An extra 1000 calories per day

I got fed up with people going on about high fat diets and saturated fats, so I decided to do a really simple self experiment to show high fat, and saturated fat were not the big issue everyone was making it out to be. I decided to add an additional 1000 calories to my diet for a month, and see what happened. I chose to drink a can of coconut cream for morning tea each day in addition to my average diet of the previous few months. I did this in order to stack the deck in my favour as much as I could. After sleeping the 8 (ish) hours the body is burning primarily stored fat, my normal breakfast is bacon so I can continue burning fat, so by adding my extra calories as fat after this I will hopefully continue to burn these new calories. In addition the shorter fats in coconut oil convert easily to ketones which and be passed out in urine if not used. In addition I hoped that my background metabolic rate would increase with added calories (see ‘good calories bad calories’).

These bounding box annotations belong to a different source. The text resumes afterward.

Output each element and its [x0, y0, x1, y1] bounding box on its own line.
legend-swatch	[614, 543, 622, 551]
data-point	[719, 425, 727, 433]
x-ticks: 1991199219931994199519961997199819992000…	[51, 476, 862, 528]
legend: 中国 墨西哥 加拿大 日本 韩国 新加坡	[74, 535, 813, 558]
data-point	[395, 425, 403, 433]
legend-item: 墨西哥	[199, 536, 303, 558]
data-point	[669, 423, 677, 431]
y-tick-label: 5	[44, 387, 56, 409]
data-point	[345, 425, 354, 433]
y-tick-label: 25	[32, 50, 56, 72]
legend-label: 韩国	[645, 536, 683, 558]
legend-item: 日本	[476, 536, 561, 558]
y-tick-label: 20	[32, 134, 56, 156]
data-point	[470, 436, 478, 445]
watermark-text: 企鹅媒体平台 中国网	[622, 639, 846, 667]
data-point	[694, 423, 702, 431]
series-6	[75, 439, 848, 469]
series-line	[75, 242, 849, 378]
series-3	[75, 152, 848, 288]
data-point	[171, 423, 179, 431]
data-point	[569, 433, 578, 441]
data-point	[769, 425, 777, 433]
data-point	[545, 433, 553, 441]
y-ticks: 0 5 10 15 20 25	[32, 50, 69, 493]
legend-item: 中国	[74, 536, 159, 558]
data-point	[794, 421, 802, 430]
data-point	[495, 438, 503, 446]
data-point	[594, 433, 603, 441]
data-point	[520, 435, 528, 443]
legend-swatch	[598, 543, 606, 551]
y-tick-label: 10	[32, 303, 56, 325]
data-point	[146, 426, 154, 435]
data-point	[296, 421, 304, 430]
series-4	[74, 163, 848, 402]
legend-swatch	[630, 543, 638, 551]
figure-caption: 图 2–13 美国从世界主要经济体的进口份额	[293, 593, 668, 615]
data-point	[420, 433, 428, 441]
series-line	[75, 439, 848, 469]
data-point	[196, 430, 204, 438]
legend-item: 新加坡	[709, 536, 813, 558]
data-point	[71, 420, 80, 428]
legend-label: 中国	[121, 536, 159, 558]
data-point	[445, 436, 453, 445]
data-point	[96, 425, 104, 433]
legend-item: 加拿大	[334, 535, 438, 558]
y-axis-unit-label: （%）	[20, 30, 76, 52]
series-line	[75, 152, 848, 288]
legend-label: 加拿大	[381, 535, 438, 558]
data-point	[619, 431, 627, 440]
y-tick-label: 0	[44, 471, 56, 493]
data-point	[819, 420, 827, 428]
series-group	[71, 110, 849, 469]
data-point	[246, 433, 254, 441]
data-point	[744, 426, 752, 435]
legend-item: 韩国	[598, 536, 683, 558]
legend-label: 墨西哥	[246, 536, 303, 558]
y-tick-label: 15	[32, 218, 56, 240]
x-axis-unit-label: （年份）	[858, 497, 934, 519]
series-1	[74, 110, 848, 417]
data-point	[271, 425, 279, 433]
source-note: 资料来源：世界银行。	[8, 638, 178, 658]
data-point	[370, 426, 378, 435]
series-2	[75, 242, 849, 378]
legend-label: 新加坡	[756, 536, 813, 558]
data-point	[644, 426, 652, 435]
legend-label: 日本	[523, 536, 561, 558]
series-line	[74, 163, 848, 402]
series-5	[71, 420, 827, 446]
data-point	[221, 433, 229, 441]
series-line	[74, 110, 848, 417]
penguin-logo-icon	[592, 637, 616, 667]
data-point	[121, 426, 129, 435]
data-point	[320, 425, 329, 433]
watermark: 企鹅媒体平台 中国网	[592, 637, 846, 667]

For four weeks I drank a smoothie of coconut cream with mixed berries (for flavour). By the end of the experiment it was getting difficult to drink, but I did it. I weighed myself before and after the experiment and had lost 0.3kg by the end (negligible). It would have been great to get blood tests and body fat scans but this simple experiment was good enough for me. My conclusion was that the additional calories did not cause me to put on weight, so I decide to start drinking a protein shake most days to get in some extra calories to help recover.

Creatine

It’s fairly common knowledge that creatine is a cheap, safe supplement which can help increase strength within the rep range of 3-5 (ish – this is why I’m not referencing). I had read some good articles suggesting that one can take a loading dose for up to 6 weeks safely before cycling off. There seemed to be many papers to back this up so I decided to give it a go (Note: Here is a link to one of the articles I was reading, I suggest reading all three parts). The calculation I used suggested 25 grams daily for someone my weight (most loading doses used in research are 20-25 grams). So I decide to run this experiment for four weeks and see what happened.

First off, it’s not fun to take that much creatine in water, it’s like sand and baking soda mixed together. So I started taking it with fruit juice (which is good as carbs seem to help the uptake of creatine), this was a little bit easier. Towards the end of the second week it was getting more and more difficult to stomach the creatine. I was left with an upset stomach for up to an hour afterward so I cut the experiment short after two weeks. In that time my weight had not increased, nor had any of my lifts (beyond what I had projected). My conclusion was that I am a non responder to creatine, although I should look into taking a much smaller dose (5 grams) daily for basic health.

Other experiments

Those are the two main experiments I have done which had a clear goal and time frame but I have a few ideas for different things to test. I would like to do much more floor sitting and work on my squat (Ido Portals 30/30 challenge maybe) but after a long day a chair is always so inviting so I’m working on that. I have been thinking about putting some solid work into building my calves to see what happens. And I really need to work much harder on my mobility.

I hope that this has given you a simple introduction to self experimentation, and maybe given you some ideas of where you could start yourself. For more in-depth explanations and examples take a look at ‘The four hour body’ by Tim Ferriss.